2 Validation Background The core idea of validation is to verify operator actions under realistic workloads in a realistic but isolated validation environment [16]. Mistakes can then be caught before becoming visible to the users. To achieve realism, the validation environment is hosted by the online system itself. In particular, we divide the server nodes into two slices: an online slice that hosts the online components and a validation slice where components can be operated on and validated before being re-integrated into the online slice. The validation slice contains a testing harness that can be used to load the components to be validated and to check their correctness. To achieve isolation, the components placed in the validation slice are masked (isolated) from the online slice using layer 2 and 3 virtual networking.

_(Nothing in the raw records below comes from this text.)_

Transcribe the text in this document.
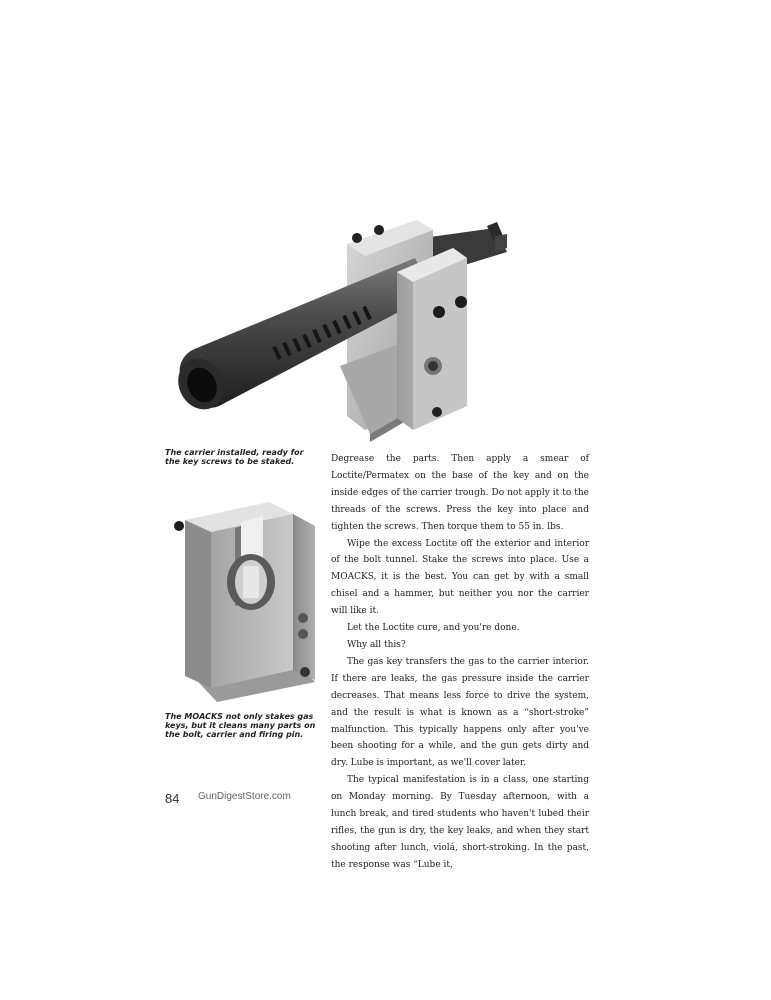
The carrier installed, ready for the key screws to be staked.
The MOACKS not only stakes gas keys, but it cleans many parts on the bolt, carrier and firing pin.

Degrease the parts. Then apply a smear of Loctite/Permatex on the base of the key and on the inside edges of the carrier trough. Do not apply it to the threads of the screws. Press the key into place and tighten the screws. Then torque them to 55 in. lbs.

Wipe the excess Loctite off the exterior and interior of the bolt tunnel. Stake the screws into place. Use a MOACKS, it is the best. You can get by with a small chisel and a hammer, but neither you nor the carrier will like it.

Let the Loctite cure, and you're done.

Why all this?

The gas key transfers the gas to the carrier interior. If there are leaks, the gas pressure inside the carrier decreases. That means less force to drive the system, and the result is what is known as a “short-stroke” malfunction. This typically happens only after you've been shooting for a while, and the gun gets dirty and dry. Lube is important, as we'll cover later.

The typical manifestation is in a class, one starting on Monday morning. By Tuesday afternoon, with a lunch break, and tired students who haven't lubed their rifles, the gun is dry, the key leaks, and when they start shooting after lunch, violá, short-stroking. In the past, the response was “Lube it,

84 GunDigestStore.com
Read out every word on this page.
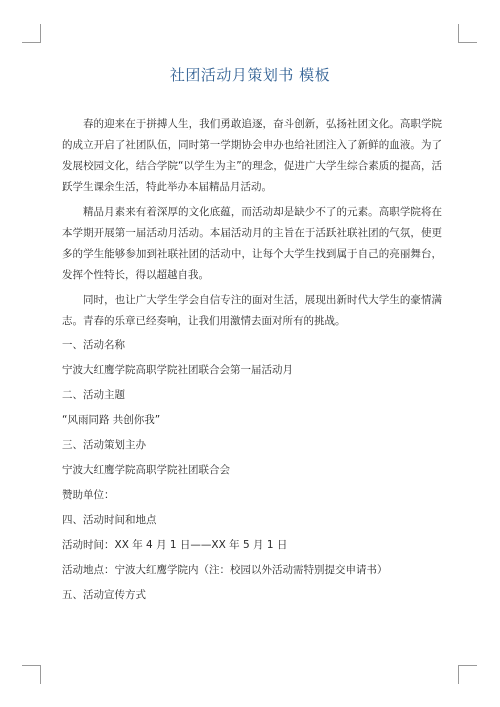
社团活动月策划书 模板

春的迎来在于拼搏人生，我们勇敢追逐，奋斗创新，弘扬社团文化。高职学院的成立开启了社团队伍，同时第一学期协会申办也给社团注入了新鲜的血液。为了发展校园文化，结合学院“以学生为主”的理念，促进广大学生综合素质的提高，活跃学生课余生活，特此举办本届精品月活动。

精品月素来有着深厚的文化底蕴，而活动却是缺少不了的元素。高职学院将在本学期开展第一届活动月活动。本届活动月的主旨在于活跃社联社团的气氛，使更多的学生能够参加到社联社团的活动中，让每个大学生找到属于自己的亮丽舞台，发挥个性特长，得以超越自我。

同时，也让广大学生学会自信专注的面对生活，展现出新时代大学生的豪情满志。青春的乐章已经奏响，让我们用激情去面对所有的挑战。

一、活动名称
宁波大红鹰学院高职学院社团联合会第一届活动月
二、活动主题
“风雨同路 共创你我”
三、活动策划主办
宁波大红鹰学院高职学院社团联合会
赞助单位：
四、活动时间和地点
活动时间：XX 年 4 月 1 日——XX 年 5 月 1 日
活动地点：宁波大红鹰学院内（注：校园以外活动需特别提交申请书）
五、活动宣传方式
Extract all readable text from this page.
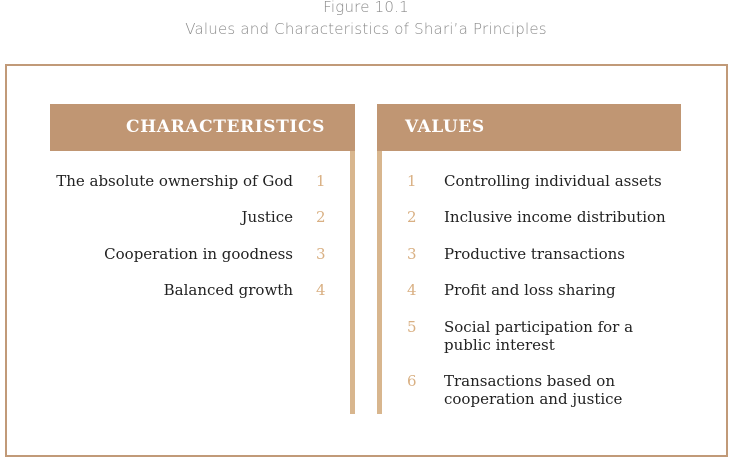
Figure 10.1
Values and Characteristics of Shari’a Principles
CHARACTERISTICS	VALUES
The absolute ownership of God 1
Justice 2
Cooperation in goodness 3
Balanced growth 4
1 Controlling individual assets
2 Inclusive income distribution
3 Productive transactions
4 Profit and loss sharing
5 Social participation for a public interest
6 Transactions based on cooperation and justice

Server nodes can be moved between slices without changing configuration parameters of the nodes or the software components that they host. Validation proceeds as follows. Suppose an operator needs to operate on a service component (e.g., to upgrade it to a new software version). Before operating on the component, the operator uses a script to move the server node hosting the component into the validation slice. This effectively takes the node and all software components that it hosts offline. After completing her task, the operator uses another script to place a workload on the masked component. The workload can be a previously collected trace (trace-based validation) or a replica of the current workload of a functionally equivalent online component (replica-based validation). Validation involves comparing the replies of the masked component with those in the trace or those of the online component.

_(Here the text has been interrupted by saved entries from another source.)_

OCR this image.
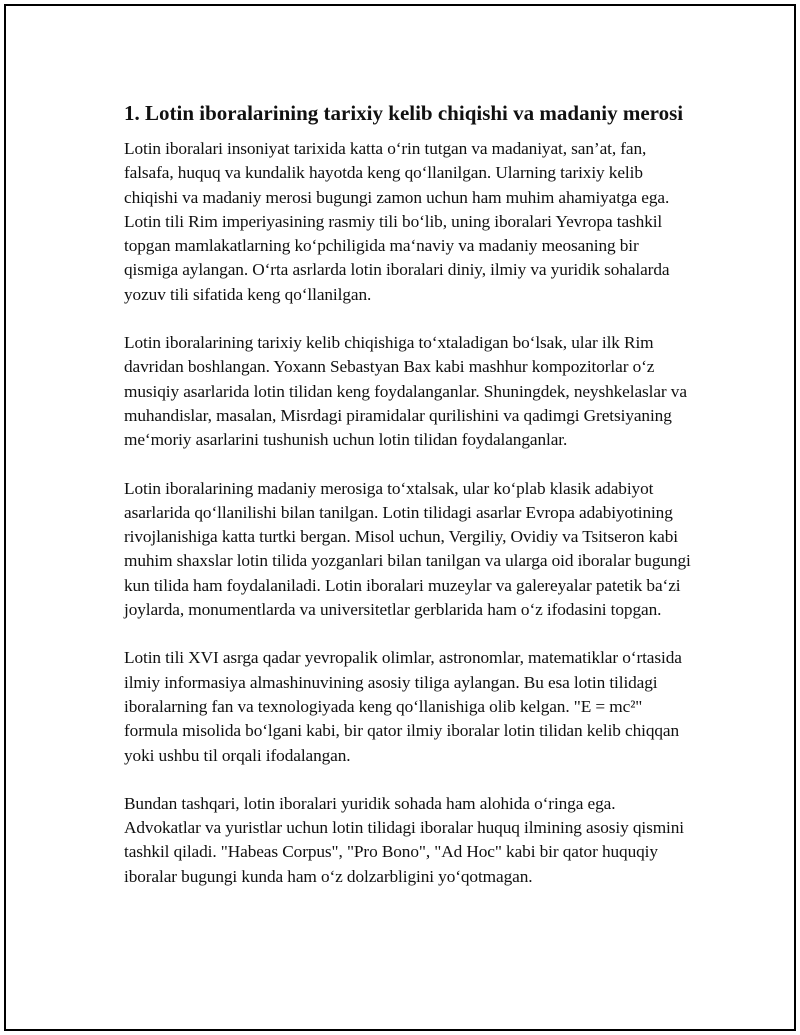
1. Lotin iboralarining tarixiy kelib chiqishi va madaniy merosi

Lotin iboralari insoniyat tarixida katta o‘rin tutgan va madaniyat, san’at, fan, falsafa, huquq va kundalik hayotda keng qo‘llanilgan. Ularning tarixiy kelib chiqishi va madaniy merosi bugungi zamon uchun ham muhim ahamiyatga ega. Lotin tili Rim imperiyasining rasmiy tili bo‘lib, uning iboralari Yevropa tashkil topgan mamlakatlarning ko‘pchiligida ma‘naviy va madaniy meosaning bir qismiga aylangan. O‘rta asrlarda lotin iboralari diniy, ilmiy va yuridik sohalarda yozuv tili sifatida keng qo‘llanilgan.

Lotin iboralarining tarixiy kelib chiqishiga to‘xtaladigan bo‘lsak, ular ilk Rim davridan boshlangan. Yoxann Sebastyan Bax kabi mashhur kompozitorlar o‘z musiqiy asarlarida lotin tilidan keng foydalanganlar. Shuningdek, neyshkelaslar va muhandislar, masalan, Misrdagi piramidalar qurilishini va qadimgi Gretsiyaning me‘moriy asarlarini tushunish uchun lotin tilidan foydalanganlar.

Lotin iboralarining madaniy merosiga to‘xtalsak, ular ko‘plab klasik adabiyot asarlarida qo‘llanilishi bilan tanilgan. Lotin tilidagi asarlar Evropa adabiyotining rivojlanishiga katta turtki bergan. Misol uchun, Vergiliy, Ovidiy va Tsitseron kabi muhim shaxslar lotin tilida yozganlari bilan tanilgan va ularga oid iboralar bugungi kun tilida ham foydalaniladi. Lotin iboralari muzeylar va galereyalar patetik ba‘zi joylarda, monumentlarda va universitetlar gerblarida ham o‘z ifodasini topgan.

Lotin tili XVI asrga qadar yevropalik olimlar, astronomlar, matematiklar o‘rtasida ilmiy informasiya almashinuvining asosiy tiliga aylangan. Bu esa lotin tilidagi iboralarning fan va texnologiyada keng qo‘llanishiga olib kelgan. "E = mc²" formula misolida bo‘lgani kabi, bir qator ilmiy iboralar lotin tilidan kelib chiqqan yoki ushbu til orqali ifodalangan.

Bundan tashqari, lotin iboralari yuridik sohada ham alohida o‘ringa ega. Advokatlar va yuristlar uchun lotin tilidagi iboralar huquq ilmining asosiy qismini tashkil qiladi. "Habeas Corpus", "Pro Bono", "Ad Hoc" kabi bir qator huquqiy iboralar bugungi kunda ham o‘z dolzarbligini yo‘qotmagan.
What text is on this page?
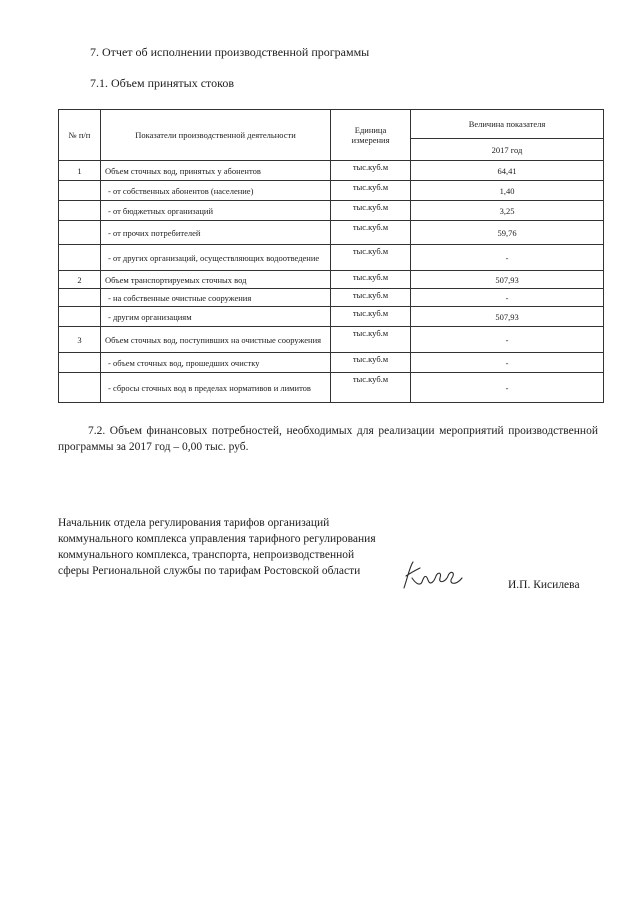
7. Отчет об исполнении производственной программы
7.1. Объем принятых стоков
№ п/п	Показатели производственной деятельности	Единица измерения	Величина показателя
			2017 год
1	Объем сточных вод, принятых у абонентов	тыс.куб.м	64,41
	- от собственных абонентов (население)	тыс.куб.м	1,40
	- от бюджетных организаций	тыс.куб.м	3,25
	- от прочих потребителей	тыс.куб.м	59,76
	- от других организаций, осуществляющих водоотведение	тыс.куб.м	-
2	Объем транспортируемых сточных вод	тыс.куб.м	507,93
	- на собственные очистные сооружения	тыс.куб.м	-
	- другим организациям	тыс.куб.м	507,93
3	Объем сточных вод, поступивших на очистные сооружения	тыс.куб.м	-
	- объем сточных вод, прошедших очистку	тыс.куб.м	-
	- сбросы сточных вод в пределах нормативов и лимитов	тыс.куб.м	-
7.2. Объем финансовых потребностей, необходимых для реализации мероприятий производственной программы за 2017 год – 0,00 тыс. руб.
Начальник отдела регулирования тарифов организаций коммунального комплекса управления тарифного регулирования коммунального комплекса, транспорта, непроизводственной сферы Региональной службы по тарифам Ростовской области
И.П. Кисилева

1 “Service engineers” are the people who design and implement a service, whereas “operators” are those responsible for its day-to-day management.

2

If the replies match (according to content-similarity and performance criteria) during a period of time, the framework considers the operator actions to be validated and moves the hosting server node back online. If validation fails, the system alerts the operator. Validation is designed to address a serious issue in traditional testing (which we call offline testing). Specifically, testing environments tend to drift from the online environments over time. For example, 84% of database administrators responding to a survey reported that they typically test their actions in environments that are different from their online environments [18]. Also, it is often difficult to apply realistic workloads in an offline testing environment. Thus, even with careful testing, operators can make mistakes when changing or deploying their changes to the online system. Validation closes this gap between offline testing and the online system, although the two approaches can be complementary. For example, validation could be applied as the last step in a testing/validation process before exposing an operator action to the online system. In [18], we revisited trace-based and replica-based validation for database servers, whereas Tan et al. [25] revisited replica-based validation for file servers. We also proposed a primitive version of model-based validation in [18]. The idea was to have the administrator describe her future actions on the masked database at a high level, and compare the schema resulting from the actions with the schema that would be expected if all the actions were correctly performed. The expected schema then represents the model against which the actions are validated. Here, we extend our original proposal significantly by applying model-based validation to entire Internet services.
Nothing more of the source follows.